I’ve now arrived at the main point of this whole article, which is really this: The CAPTURE phase of digital cinema has never been better…but the DELIVERY technology still pretty much sucks.

So, skipping now to…

History III – Evolution of Digital Cinema

Lumiere, blah blah blah, mise-en-scene, blah blah blah, Potemkin, Citizen Kane, blah blah…the Dogme group…blah blah blah…and the evolution of cinema to its present form…which is still in flux. Peter Jackson’s technologically hyphenated 48-fps-4k-3D Hobbit may very well represent the most informationally dense visual spectacle since that noble tribe of refugee slaves beheld Jim Jannard parting the Red Sea — oops, that was a typo — I meant Moses, of course. The Hobbit should be retitled The Goliath. It’s projected at double the frame rate, four times the pixels of a 2K projection, all in visual stereo, which equates to 2 x 4 x 2, or sixteen times more visual information splashed up on the screen than the projection of a conventional movie.

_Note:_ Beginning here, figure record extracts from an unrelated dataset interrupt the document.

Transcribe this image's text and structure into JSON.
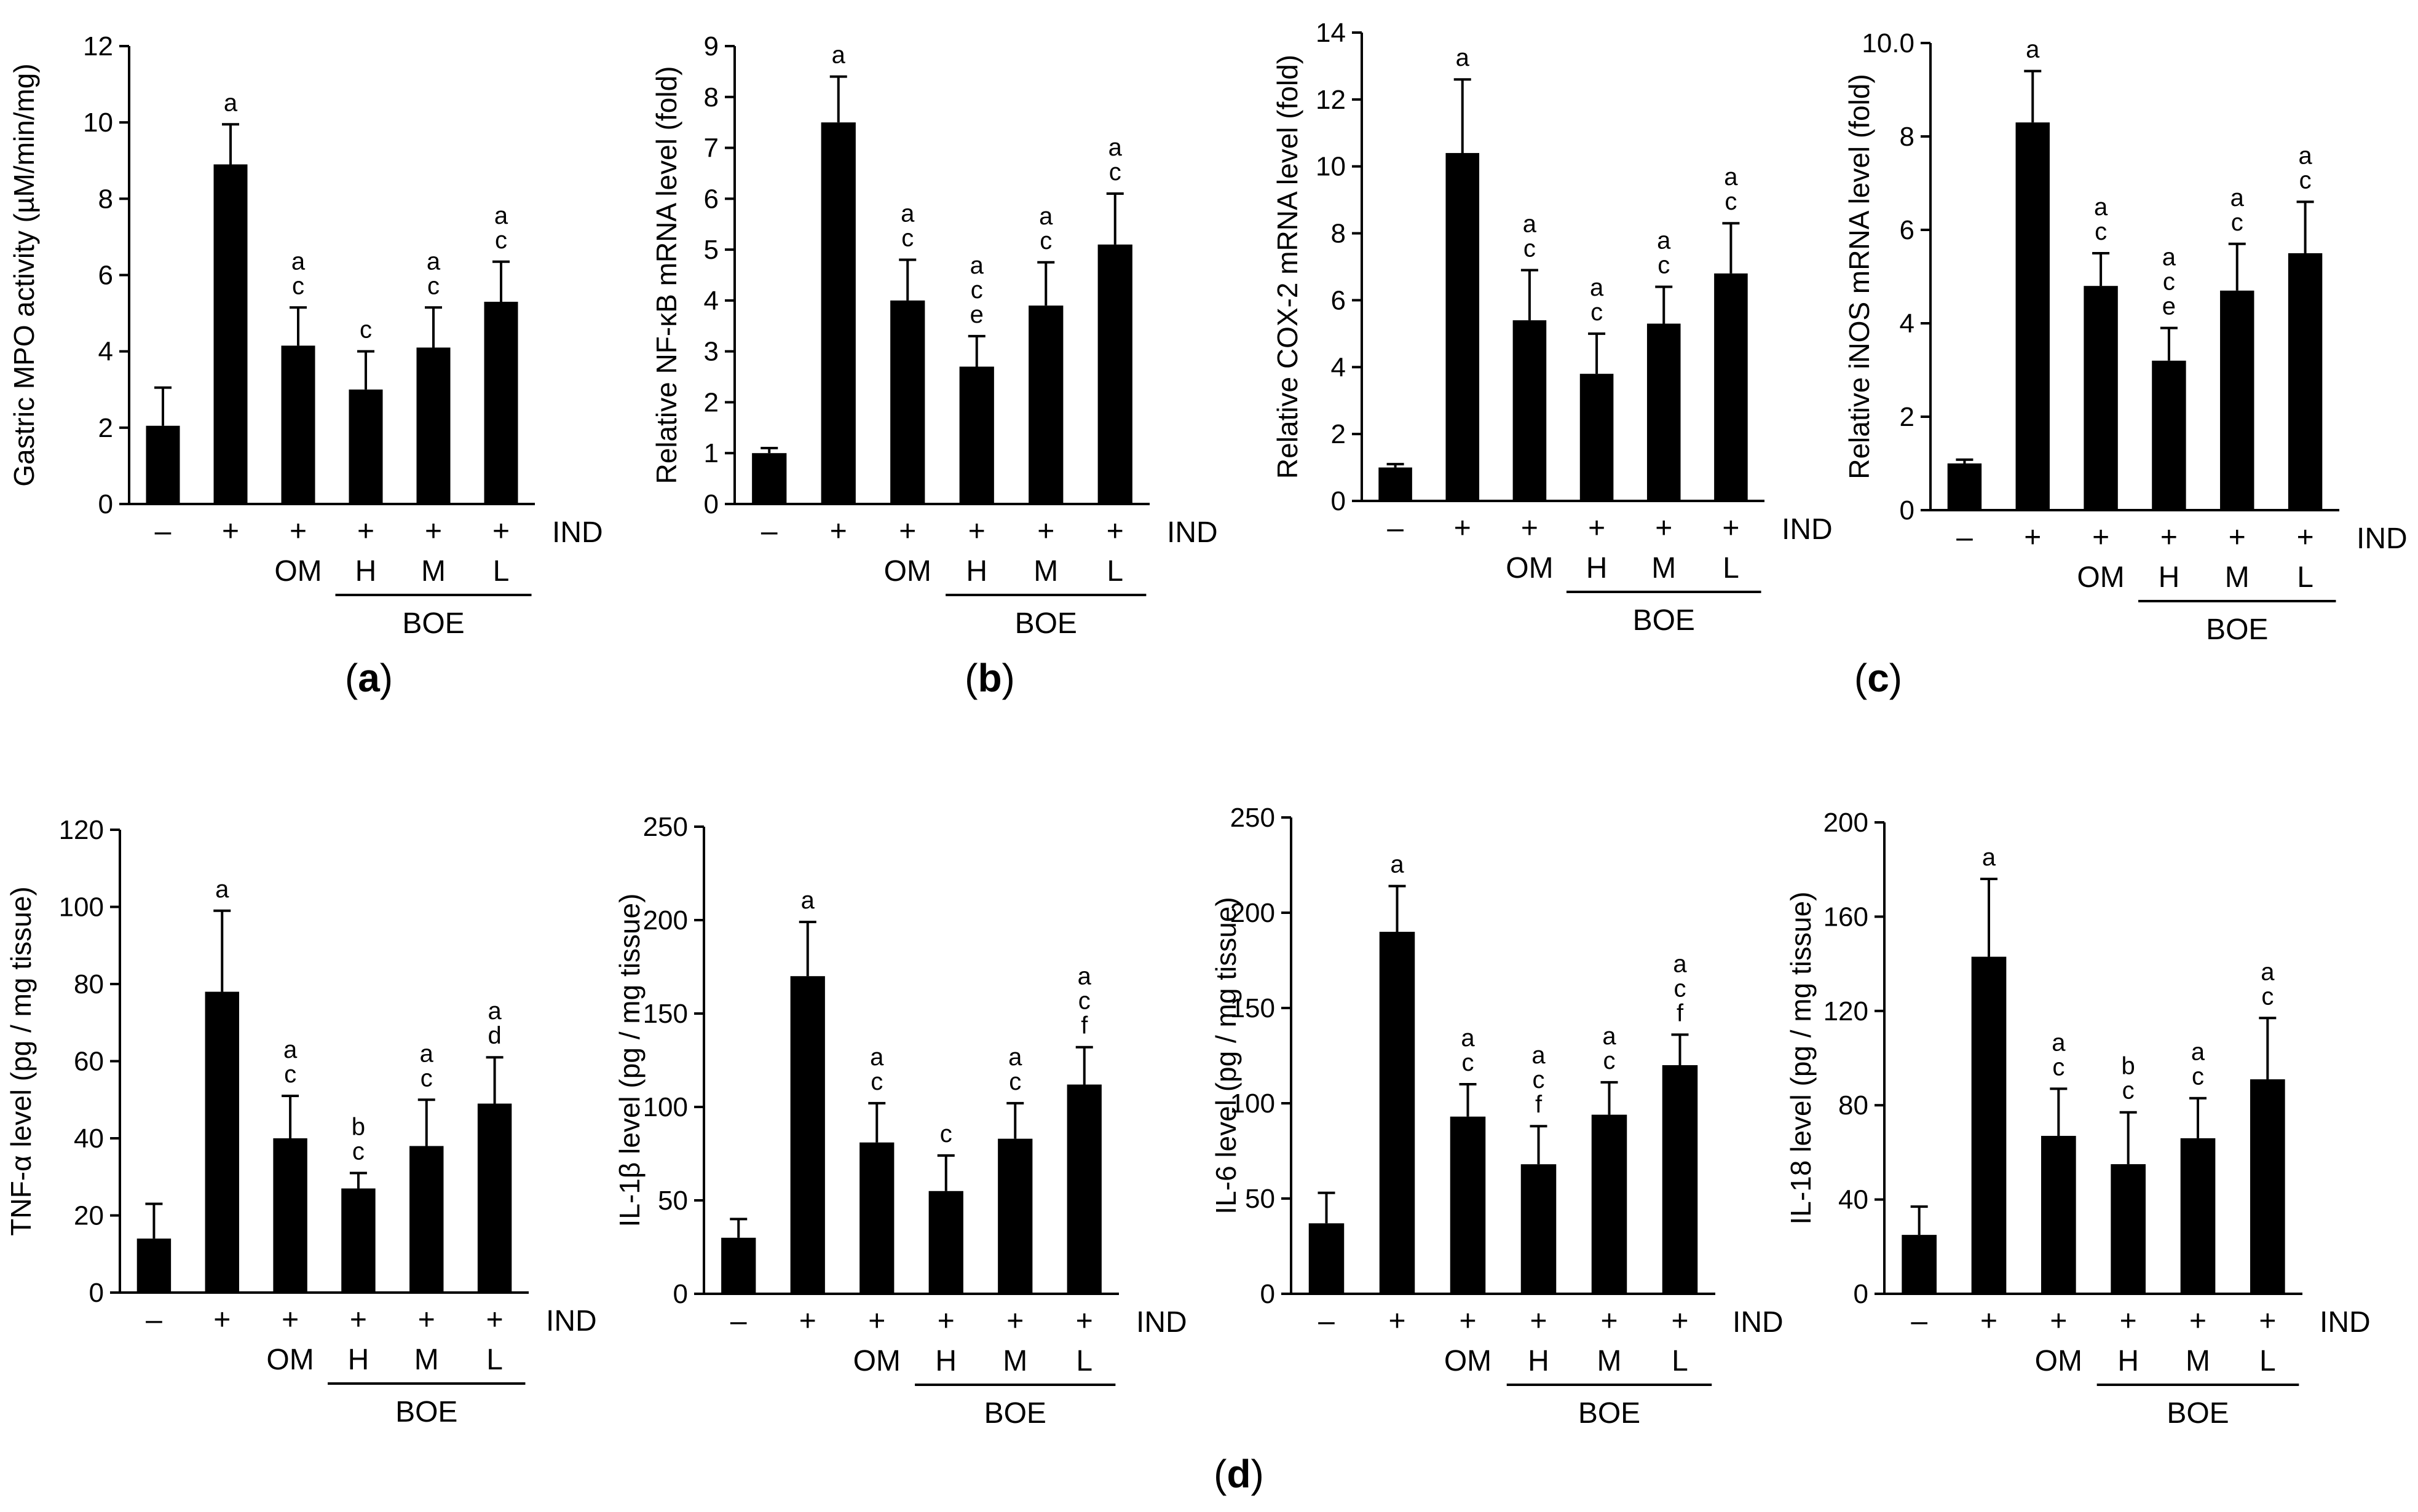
{
  "chart_data": [
    {
      "type": "bar",
      "panel": "a",
      "ylabel": "Gastric MPO activity (µM/min/mg)",
      "ylim": [
        0,
        12
      ],
      "yticks": [
        "0",
        "2",
        "4",
        "6",
        "8",
        "10",
        "12"
      ],
      "categories": [
        "–",
        "+",
        "+",
        "+",
        "+",
        "+"
      ],
      "sublabels": [
        "",
        "",
        "OM",
        "H",
        "M",
        "L"
      ],
      "values": [
        2.05,
        8.9,
        4.15,
        3.0,
        4.1,
        5.3
      ],
      "errors": [
        1.0,
        1.05,
        1.0,
        1.0,
        1.05,
        1.05
      ],
      "significance": [
        [],
        [
          "a"
        ],
        [
          "a",
          "c"
        ],
        [
          "c"
        ],
        [
          "a",
          "c"
        ],
        [
          "a",
          "c"
        ]
      ]
    },
    {
      "type": "bar",
      "panel": "b",
      "ylabel": "Relative NF-κB mRNA level (fold)",
      "ylim": [
        0,
        9
      ],
      "yticks": [
        "0",
        "1",
        "2",
        "3",
        "4",
        "5",
        "6",
        "7",
        "8",
        "9"
      ],
      "categories": [
        "–",
        "+",
        "+",
        "+",
        "+",
        "+"
      ],
      "sublabels": [
        "",
        "",
        "OM",
        "H",
        "M",
        "L"
      ],
      "values": [
        1.0,
        7.5,
        4.0,
        2.7,
        3.9,
        5.1
      ],
      "errors": [
        0.1,
        0.9,
        0.8,
        0.6,
        0.85,
        1.0
      ],
      "significance": [
        [],
        [
          "a"
        ],
        [
          "a",
          "c"
        ],
        [
          "a",
          "c",
          "e"
        ],
        [
          "a",
          "c"
        ],
        [
          "a",
          "c"
        ]
      ]
    },
    {
      "type": "bar",
      "panel": "c-left",
      "ylabel": "Relative COX-2 mRNA level (fold)",
      "ylim": [
        0,
        14
      ],
      "yticks": [
        "0",
        "2",
        "4",
        "6",
        "8",
        "10",
        "12",
        "14"
      ],
      "categories": [
        "–",
        "+",
        "+",
        "+",
        "+",
        "+"
      ],
      "sublabels": [
        "",
        "",
        "OM",
        "H",
        "M",
        "L"
      ],
      "values": [
        1.0,
        10.4,
        5.4,
        3.8,
        5.3,
        6.8
      ],
      "errors": [
        0.1,
        2.2,
        1.5,
        1.2,
        1.1,
        1.5
      ],
      "significance": [
        [],
        [
          "a"
        ],
        [
          "a",
          "c"
        ],
        [
          "a",
          "c"
        ],
        [
          "a",
          "c"
        ],
        [
          "a",
          "c"
        ]
      ]
    },
    {
      "type": "bar",
      "panel": "c-right",
      "ylabel": "Relative iNOS mRNA level (fold)",
      "ylim": [
        0,
        10
      ],
      "yticks": [
        "0",
        "2",
        "4",
        "6",
        "8",
        "10.0"
      ],
      "categories": [
        "–",
        "+",
        "+",
        "+",
        "+",
        "+"
      ],
      "sublabels": [
        "",
        "",
        "OM",
        "H",
        "M",
        "L"
      ],
      "values": [
        1.0,
        8.3,
        4.8,
        3.2,
        4.7,
        5.5
      ],
      "errors": [
        0.08,
        1.1,
        0.7,
        0.7,
        1.0,
        1.1
      ],
      "significance": [
        [],
        [
          "a"
        ],
        [
          "a",
          "c"
        ],
        [
          "a",
          "c",
          "e"
        ],
        [
          "a",
          "c"
        ],
        [
          "a",
          "c"
        ]
      ]
    },
    {
      "type": "bar",
      "panel": "d-1",
      "ylabel": "TNF-α level (pg / mg tissue)",
      "ylim": [
        0,
        120
      ],
      "yticks": [
        "0",
        "20",
        "40",
        "60",
        "80",
        "100",
        "120"
      ],
      "categories": [
        "–",
        "+",
        "+",
        "+",
        "+",
        "+"
      ],
      "sublabels": [
        "",
        "",
        "OM",
        "H",
        "M",
        "L"
      ],
      "values": [
        14,
        78,
        40,
        27,
        38,
        49
      ],
      "errors": [
        9,
        21,
        11,
        4,
        12,
        12
      ],
      "significance": [
        [],
        [
          "a"
        ],
        [
          "a",
          "c"
        ],
        [
          "b",
          "c"
        ],
        [
          "a",
          "c"
        ],
        [
          "a",
          "d"
        ]
      ]
    },
    {
      "type": "bar",
      "panel": "d-2",
      "ylabel": "IL-1β level (pg / mg tissue)",
      "ylim": [
        0,
        250
      ],
      "yticks": [
        "0",
        "50",
        "100",
        "150",
        "200",
        "250"
      ],
      "categories": [
        "–",
        "+",
        "+",
        "+",
        "+",
        "+"
      ],
      "sublabels": [
        "",
        "",
        "OM",
        "H",
        "M",
        "L"
      ],
      "values": [
        30,
        170,
        81,
        55,
        83,
        112
      ],
      "errors": [
        10,
        29,
        21,
        19,
        19,
        20
      ],
      "significance": [
        [],
        [
          "a"
        ],
        [
          "a",
          "c"
        ],
        [
          "c"
        ],
        [
          "a",
          "c"
        ],
        [
          "a",
          "c",
          "f"
        ]
      ]
    },
    {
      "type": "bar",
      "panel": "d-3",
      "ylabel": "IL-6 level (pg / mg tissue)",
      "ylim": [
        0,
        250
      ],
      "yticks": [
        "0",
        "50",
        "100",
        "150",
        "200",
        "250"
      ],
      "categories": [
        "–",
        "+",
        "+",
        "+",
        "+",
        "+"
      ],
      "sublabels": [
        "",
        "",
        "OM",
        "H",
        "M",
        "L"
      ],
      "values": [
        37,
        190,
        93,
        68,
        94,
        120
      ],
      "errors": [
        16,
        24,
        17,
        20,
        17,
        16
      ],
      "significance": [
        [],
        [
          "a"
        ],
        [
          "a",
          "c"
        ],
        [
          "a",
          "c",
          "f"
        ],
        [
          "a",
          "c"
        ],
        [
          "a",
          "c",
          "f"
        ]
      ]
    },
    {
      "type": "bar",
      "panel": "d-4",
      "ylabel": "IL-18 level (pg / mg tissue)",
      "ylim": [
        0,
        200
      ],
      "yticks": [
        "0",
        "40",
        "80",
        "120",
        "160",
        "200"
      ],
      "categories": [
        "–",
        "+",
        "+",
        "+",
        "+",
        "+"
      ],
      "sublabels": [
        "",
        "",
        "OM",
        "H",
        "M",
        "L"
      ],
      "values": [
        25,
        143,
        67,
        55,
        66,
        91
      ],
      "errors": [
        12,
        33,
        20,
        22,
        17,
        26
      ],
      "significance": [
        [],
        [
          "a"
        ],
        [
          "a",
          "c"
        ],
        [
          "b",
          "c"
        ],
        [
          "a",
          "c"
        ],
        [
          "a",
          "c"
        ]
      ]
    }
  ],
  "labels": {
    "treatment": "IND",
    "group": "BOE"
  },
  "panel_labels": [
    "a",
    "b",
    "c",
    "d"
  ],
  "colors": {
    "bar": "#000000",
    "axis": "#000000",
    "background": "#ffffff"
  }
}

Advocates for high frame rates and high resolutions are so convinced that this is better, that even when confronted with a fairly meh audience response, they proclaim; “It really is better, people just have to get used to it.”

One thing that people can not get used to is the botched job many theaters make of 3D projection, which involves using polarizing filters that block half of the light coming from the projector. The 3D glasses block another half of the light, so that what you see is only 1/4 as bright as a 2D movie. People complain, simply, that 3D movies are too dark. Which leads us right back to dynamic range.


Significantly better than our computer / iPad / HDTV screens, the digital projectors at the cinema has the capability of delivering a 2000:1 contrast range. But much more common are the projectors rated for a 1000:1 contrast ratio. But these are only the advertised numbers – you need the ideal screen, the right viewing angle and distance, and the bulb in your projector has got to be brand spanking new. And hopefully the theater’s green Exit signs aren’t casting a horrid green glow into the shadows. Most theaters deliver contrast ratios between 250:1 and 500:1, but sometimes as low as 60:1 in the case of 3D theaters that have done it the cheap way. Which is…drumroll…between 6 and 9 stops of dynamic range.

The ALEXA captures a 14-stop dynamic range. Written on the side of a digital projector, this would be a 16,000:1 contrast range.

Put another way, if the dynamic range of the audio delivery were this poor, the loudest explosion we’d hear would be about the same as a dog barking in the exit row, and the quietest signal would sound like a car idling in the front of the screen. Lots of floor noise, no really high volumes at all.

So, my “eureka” moment really boils down to: the future of digital cinema is greater latitude – possibly in capture, but certainly in delivery. Until consumer devices and movie theaters give us brighter brights and darker darks, we’re still looking at pale shadows. Even if they are at mind-boggling resolution.


Pretentious footnote:

[1] The 2.35:1 aspect ratio requires cropping a 640×360 video down to 640×272, and a 2k projection is cropped to 2048×871 pixels. The former totals 174,080 pixels, the latter totals 1,783,808 pixels. Thus a fairly standard format for streaming video and delivering content over the web is 1/10th the resolution of a 2k projection.